Atas dasar itulah, Majelis Hakim meyakini Isak Sattu pantas dilepaskan dari semua tuntutan. Sebab Isak dianggap tak terbukti melakukan kejahatan sebagaimana dalam tuntutan Jaksa. "Membebaskan terdakwa dari semua tuntutan," ujar Sutisna.
Awalnya, Isak Sattu dituntut penjara sepuluh tahun dalam kasus pelanggaran HAM berat Paniai Berdarah. Namun Isak divonis bebas karena dakwaan pertama Pasal 42 ayat (1) huruf a dan huruf b Juncto Pasal 7 huruf b, Pasal 9 huruf a, Pasal 37 Undang-Undang Nomor 26 Tahun 2000 tentang Pengadilan Hak Asasi Manusia (HAM) tak terbukti.
Kemudian dakwaan kedua Pasal 42 ayat (1) huruf a dan huruf b Juncto Pasal 7 huruf b, Pasal 9 huruf h, Pasal 40 Undang-Undang Nomor 26 Tahun 2000 tentang Pengadilan HAM juga tak terbukti.

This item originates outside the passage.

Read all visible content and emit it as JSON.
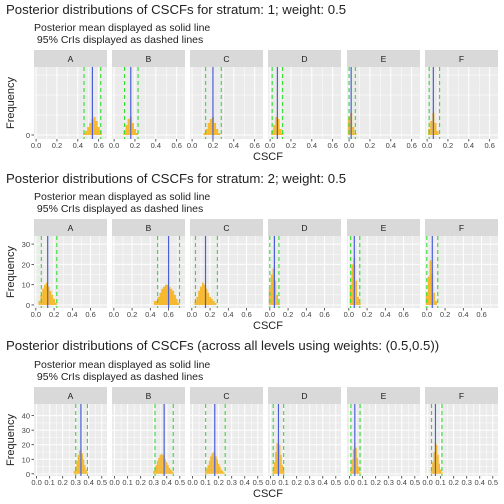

Peristiwa Paniai Berdarah terjadi pada 8 Desember 2014 di Lapangan Karel Gobai, Enarotali, Kabupaten Paniai. Peristiwa itu terkait dengan aksi personel militer dan kepolisian saat pembubaran paksa aksi unjuk rasa dan protes masyarakat Paniai di Polsek dan Koramil Paniai pada 7-8 Desember 2014. Aksi unjuk rasa tersebut berujung pembubaran paksa dengan menggunakan peluru tajam. Empat orang tewas dalam pembubaran paksa itu adalah Alpius Youw, Alpius Gobay, Yulian Yeimo dan Simon Degei.